Angst, Hunger, aber auch Widerstand: So erlebten verschiedene Zeitzeugen das Ende des Zweiten Weltkriegs im Rhein-Erft-Kreis.
Serie zum KriegsendeAls Kinder im Erft-Kreis aus Angst unter fremde Röcke flüchteten

Theodor Potes, im Bild der kleine Junge links vorne, hatte unter den Röcken einer Bäuerin Schutz vor den Bomben gesucht.
Copyright: Familie Potes privat
80 Jahre nach Kriegsende sind die meisten Zeitzeugen, also Menschen, die die Ereignisse mit Bewusstsein miterlebt haben, nicht mehr am Leben. Um so berührender war es, als Albert Esser, 90 Jahre alt, Bürger des heutigen Erftstädter Ortsteils Blessem, in einem Vortrag im März über seine Erlebnisse berichtete.
Erftstadt: Als verblendete Deutsche die Infrastruktur zerstörten
Esser erinnert sich daran, dass es zwischen Köttingen und Liblar zwei FLAK-Stationen gab (FLAK = Flugabwehrkanonen), die von den Amerikanern bombardiert wurden. Die FLAK wurde verfehlt, allerdings gingen Bomben quer durch Blessem, wobei es keinen Toten gab. Dennoch versetzten die alliierten Tiefflieger die Bevölkerung in Angst und Schrecken, da sie nicht durch die Flugabwehr erreicht werden konnten.

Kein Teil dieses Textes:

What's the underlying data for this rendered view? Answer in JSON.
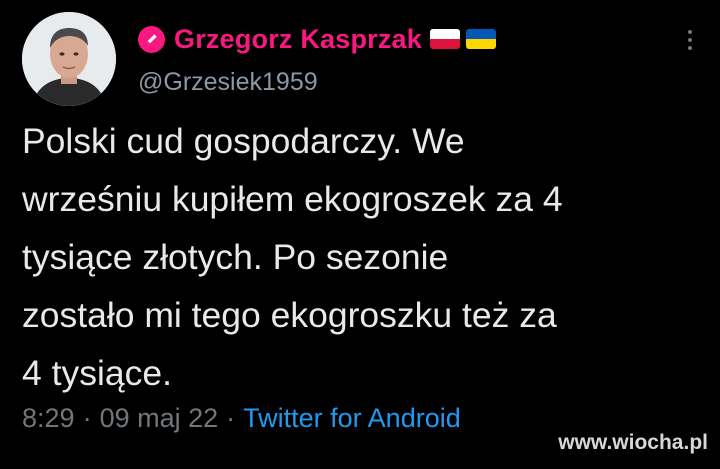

Auch in Blessem versuchten verblendete deutsche Resttruppen, Infrastruktur zu zerstören: Drei Brücken wurden in die Luft gejagt, berichtet Esser, bevor die Amerikaner Blessem erreichten. Die Blessemer Bürger wurden in die Burg geschickt, eine Begründung wurde ihnen nicht gegeben. Bei einem Artillerieangriff wurde das Burggelände getroffen, es gab keine Toten, nur eine Schafherde erwischte es. Kurze Zeit später teilte Pastor Jägers mit: „Ihr könnt wieder nach Hause gehen!“
Zwangsarbeiter aßen heimlich am Tisch mit
Auch in den heutigen Erftstädter Ortsteilen gab es ausländische Zwangsarbeiter. Esser: „Bei den Landwirten ging es ihnen besser als in den Fabriken!“ Offiziell durften sie nicht mit den Deutschen an einem Tisch die Mahlzeiten einnehmen. Allerdings hielten sich Blessemer Landwirte nicht an diese Anweisung. Ein ortsbekannter Nazi namens Rothkamp beschwerte sich bei ihnen, die Blessemer ignorierten das.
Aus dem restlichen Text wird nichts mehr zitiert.